UNITED NATIONS – Russia informed Israel in advance about its intention to carry out an aerial attack in Syria, senior Israeli officials told on Wednesday.
The sources said Russian government officials made contact with Yossi Cohen, the national security adviser in the Prime Minister’s Office, as well as with senior figures in the Israeli defense establishment about an hour before the Russian attack, saying that Russian planes would shortly thereafter be bombing targets in Syria.
The Russians’ advance notice was apparently designed to avoid any confrontation between Israeli and Russian planes in the course of the operation.
The information was provided to Israel in accordance with understandings that Prime Minister Benjamin Netanyahu and Russian President Vladimir Putin reached when they met in Moscow a week ago.

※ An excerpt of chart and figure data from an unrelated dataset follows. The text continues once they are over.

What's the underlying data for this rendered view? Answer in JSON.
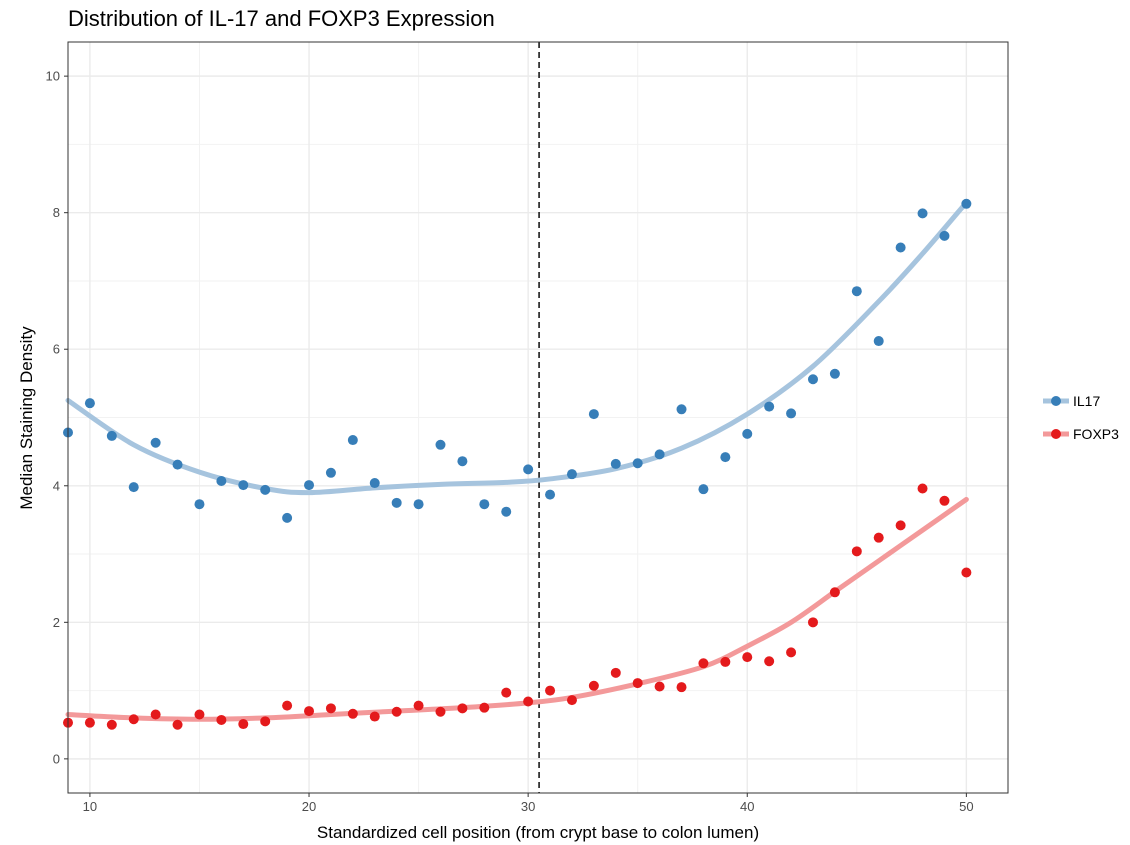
{
  "chart_data": {
    "type": "scatter",
    "title": "Distribution of IL-17 and FOXP3 Expression",
    "xlabel": "Standardized cell position (from crypt base to colon lumen)",
    "ylabel": "Median Staining Density",
    "xlim": [
      9,
      51.9
    ],
    "ylim": [
      -0.5,
      10.5
    ],
    "xticks": [
      10,
      20,
      30,
      40,
      50
    ],
    "yticks": [
      0,
      2,
      4,
      6,
      8,
      10
    ],
    "grid": true,
    "legend_position": "right",
    "vline": {
      "x": 30.5,
      "style": "dashed",
      "color": "#333333"
    },
    "series": [
      {
        "name": "IL17",
        "color": "#377eb8",
        "smooth_color": "#a6c4de",
        "points": [
          [
            9,
            4.78
          ],
          [
            10,
            5.21
          ],
          [
            11,
            4.73
          ],
          [
            12,
            3.98
          ],
          [
            13,
            4.63
          ],
          [
            14,
            4.31
          ],
          [
            15,
            3.73
          ],
          [
            16,
            4.07
          ],
          [
            17,
            4.01
          ],
          [
            18,
            3.94
          ],
          [
            19,
            3.53
          ],
          [
            20,
            4.01
          ],
          [
            21,
            4.19
          ],
          [
            22,
            4.67
          ],
          [
            23,
            4.04
          ],
          [
            24,
            3.75
          ],
          [
            25,
            3.73
          ],
          [
            26,
            4.6
          ],
          [
            27,
            4.36
          ],
          [
            28,
            3.73
          ],
          [
            29,
            3.62
          ],
          [
            30,
            4.24
          ],
          [
            31,
            3.87
          ],
          [
            32,
            4.17
          ],
          [
            33,
            5.05
          ],
          [
            34,
            4.32
          ],
          [
            35,
            4.33
          ],
          [
            36,
            4.46
          ],
          [
            37,
            5.12
          ],
          [
            38,
            3.95
          ],
          [
            39,
            4.42
          ],
          [
            40,
            4.76
          ],
          [
            41,
            5.16
          ],
          [
            42,
            5.06
          ],
          [
            43,
            5.56
          ],
          [
            44,
            5.64
          ],
          [
            45,
            6.85
          ],
          [
            46,
            6.12
          ],
          [
            47,
            7.49
          ],
          [
            48,
            7.99
          ],
          [
            49,
            7.66
          ],
          [
            50,
            8.13
          ]
        ],
        "smooth": [
          [
            9,
            5.25
          ],
          [
            12,
            4.6
          ],
          [
            15,
            4.2
          ],
          [
            18,
            3.96
          ],
          [
            20,
            3.9
          ],
          [
            23,
            3.97
          ],
          [
            26,
            4.02
          ],
          [
            29,
            4.05
          ],
          [
            31,
            4.1
          ],
          [
            34,
            4.25
          ],
          [
            37,
            4.55
          ],
          [
            40,
            5.05
          ],
          [
            43,
            5.75
          ],
          [
            46,
            6.7
          ],
          [
            48,
            7.4
          ],
          [
            50,
            8.15
          ]
        ]
      },
      {
        "name": "FOXP3",
        "color": "#e41a1c",
        "smooth_color": "#f3999a",
        "points": [
          [
            9,
            0.53
          ],
          [
            10,
            0.53
          ],
          [
            11,
            0.5
          ],
          [
            12,
            0.58
          ],
          [
            13,
            0.65
          ],
          [
            14,
            0.5
          ],
          [
            15,
            0.65
          ],
          [
            16,
            0.57
          ],
          [
            17,
            0.51
          ],
          [
            18,
            0.55
          ],
          [
            19,
            0.78
          ],
          [
            20,
            0.7
          ],
          [
            21,
            0.74
          ],
          [
            22,
            0.66
          ],
          [
            23,
            0.62
          ],
          [
            24,
            0.69
          ],
          [
            25,
            0.78
          ],
          [
            26,
            0.69
          ],
          [
            27,
            0.74
          ],
          [
            28,
            0.75
          ],
          [
            29,
            0.97
          ],
          [
            30,
            0.84
          ],
          [
            31,
            1.0
          ],
          [
            32,
            0.86
          ],
          [
            33,
            1.07
          ],
          [
            34,
            1.26
          ],
          [
            35,
            1.11
          ],
          [
            36,
            1.06
          ],
          [
            37,
            1.05
          ],
          [
            38,
            1.4
          ],
          [
            39,
            1.42
          ],
          [
            40,
            1.49
          ],
          [
            41,
            1.43
          ],
          [
            42,
            1.56
          ],
          [
            43,
            2.0
          ],
          [
            44,
            2.44
          ],
          [
            45,
            3.04
          ],
          [
            46,
            3.24
          ],
          [
            47,
            3.42
          ],
          [
            48,
            3.96
          ],
          [
            49,
            3.78
          ],
          [
            50,
            2.73
          ]
        ],
        "smooth": [
          [
            9,
            0.65
          ],
          [
            12,
            0.6
          ],
          [
            15,
            0.58
          ],
          [
            18,
            0.6
          ],
          [
            21,
            0.65
          ],
          [
            24,
            0.7
          ],
          [
            27,
            0.75
          ],
          [
            30,
            0.82
          ],
          [
            32,
            0.9
          ],
          [
            35,
            1.1
          ],
          [
            38,
            1.35
          ],
          [
            40,
            1.65
          ],
          [
            42,
            2.0
          ],
          [
            44,
            2.45
          ],
          [
            46,
            2.9
          ],
          [
            48,
            3.35
          ],
          [
            50,
            3.8
          ]
        ]
      }
    ]
  }
}
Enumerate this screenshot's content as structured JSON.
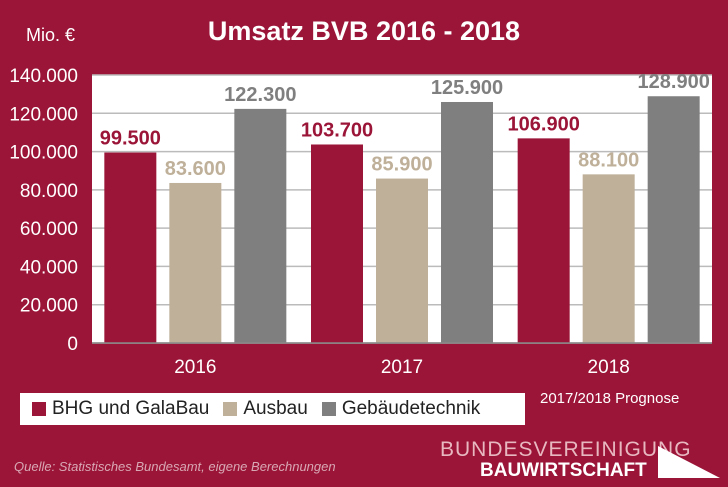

The two leaders agreed to establish a mechanism for coordination between the Israel Defense Forces and the Russian army to head off any unintentional encounters in Syrian airspace.
In a briefing with reporters in New York after his meeting on Monday with U.S. President Barack Obama, Putin acknowledged that Israel has security interests in Syria, and that he respects this.
Russia said it launched air strikes against the Islamic State group in Syria on Wednesday after Putin secured his parliament’s unanimous backing to intervene to prop up the Kremlin’s closest Middle East ally.
In addition to the contact with Israel, Moscow gave Washington an hour’s notice of the strikes, which set in motion Russia’s biggest play in the region since the 1991 collapse of the Soviet Union, a U.S. official said.
Targets in the Homs area appeared to have been struck, but not areas held by Islamic State, the U.S. official said. The Russian Defense Ministry said, however, that its attacks were directed at Islamic State military targets.